A l'instant même où la question passa ses lèvres, Kécile vit le regard de la femme passer de l'incompréhension à la stupéfaction la plus totale, puis à la peur.

Severus attrapa vivement son bras et sortit nonchalamment sa baguette.

- Ne m'obligez pas à des actes extrêmes, murmura-t-il de cette voix glaciale qui faisait trembler tous les élèves dans les profondeurs des cachots.

- Inutile de sortir les menaces, protesta Mme Rosmerta qui semblait déjà se reprendre. Je ne suis pas du genre à vous livrer aux mangemorts. Mais il vaudrait mieux être discrets. Je vous rejoindrai dans votre chambre lorsque les derniers clients seront partis.

Et elle retourna au comptoir comme si de rien n'était.

Severus épia chacun de ses mouvements tandis que Kécile guettait du coin de l'oeil l'attitude des clients. Mais personne n'avait semblé prêter attention à leur manège.

- Vous croyez qu'on peut lui faire confiance ?

- Je ne pense pas qu'elle ait l'intention de nous dénoncer, si c'est ce que tu veux dire. Mais je lui jetterai un sort d'oubliettes après notre discussion. Nous ne pouvons pas prendre le risque de laisser trace de notre présence et de notre conversation dans un esprit aussi ouvert que le sien.

C'était effrayant de voir à la fois l'efficacité et la redoutable faiblesse du glamour qui les protégeait. Que se serait-il passer s'ils avaient été découverts par quelqu'un de moins bien intentionné ? Et qu'arriverait-il si la même mésaventure survenait aux trois autres ? Leurs questions pouvaient tout aussi bien soulever des soupçons. Si leur glamour tombait au milieu d'un chaudron baveur bondé ?

« Ils transplaneront, se dit Kécile. Ils transplaneront et ils nous attendront chez Grunt, rien de plus... »

Mais son estomac se tordit de plus belle et elle posa sa fourchette avant de repousser son assiette sous le regard réprobateur de Severus.

Le dîner à peine avalé, ils grimpèrent l'escalier qui menait au premier étage et aux quelques chambres que le bar louait.

Severus prit un livre et ne sembla plus prêter attention à rien de ce qui l'entourait, tandis que Kécile ne parvenait pas à trouver une activité qui puisse occuper son esprit.

Les rumeurs des voix s'éteignaient progressivement, au fur et à mesure que les derniers clients quittaient le pub. Ils finirent par entendre Mme Rosmerta mettre gentiment mais fermement dehors les derniers clients.
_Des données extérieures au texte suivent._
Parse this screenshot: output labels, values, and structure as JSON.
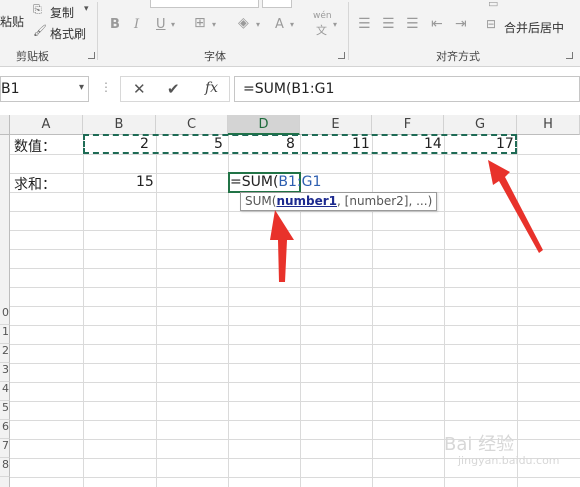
{
  "ribbon": {
    "paste_label": "粘贴",
    "copy_label": "复制",
    "format_painter_label": "格式刷",
    "clipboard_group": "剪贴板",
    "font_group": "字体",
    "alignment_group": "对齐方式",
    "merge_center_label": "合并后居中",
    "bold": "B",
    "italic": "I",
    "underline": "U",
    "font_color_letter": "A",
    "wen_top": "wén",
    "wen_bottom": "文"
  },
  "formula_bar": {
    "name_box": "B1",
    "cancel_icon": "✕",
    "enter_icon": "✔",
    "fx_label": "fx",
    "formula": "=SUM(B1:G1"
  },
  "columns": [
    "A",
    "B",
    "C",
    "D",
    "E",
    "F",
    "G",
    "H"
  ],
  "active_column": "D",
  "rows": {
    "row1_label": "数值：",
    "row1_values": [
      "2",
      "5",
      "8",
      "11",
      "14",
      "17"
    ],
    "row3_label": "求和：",
    "row3_b": "15",
    "row3_d_prefix": "=SUM(",
    "row3_d_ref": "B1:G1"
  },
  "row_header_fragments": [
    "0",
    "1",
    "2",
    "3",
    "4",
    "5",
    "6",
    "7",
    "8"
  ],
  "tooltip": {
    "func": "SUM(",
    "arg_active": "number1",
    "rest": ", [number2], ...)"
  },
  "colors": {
    "accent_green": "#217346",
    "arrow_red": "#e8322b",
    "marquee": "#1e6b55"
  },
  "watermark": "Bai 经验",
  "watermark_url": "jingyan.baidu.com"
}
Les chaises grincèrent, on perçut encore un bruit de vaisselle et de bouteilles entrechoquées, puis enfin, des pas dans l'escalier.

L'instant d'après, on frappait à la porte.

Severus, tenant sa baguette prête, ouvrit à la tenancière.

- C'est moi, dit-elle d'un ton apaisant, je suis venue comme promis.

Severus acquiesça simplement et lui fit signe d'entrer, avant de refermer la porte et de la barder de sortilèges destinés à tenir à l'écart toute oreille indiscrète éventuelle.

- Pourquoi prenez-vous le risque de venir ici ? Demanda Mme Rosmerta.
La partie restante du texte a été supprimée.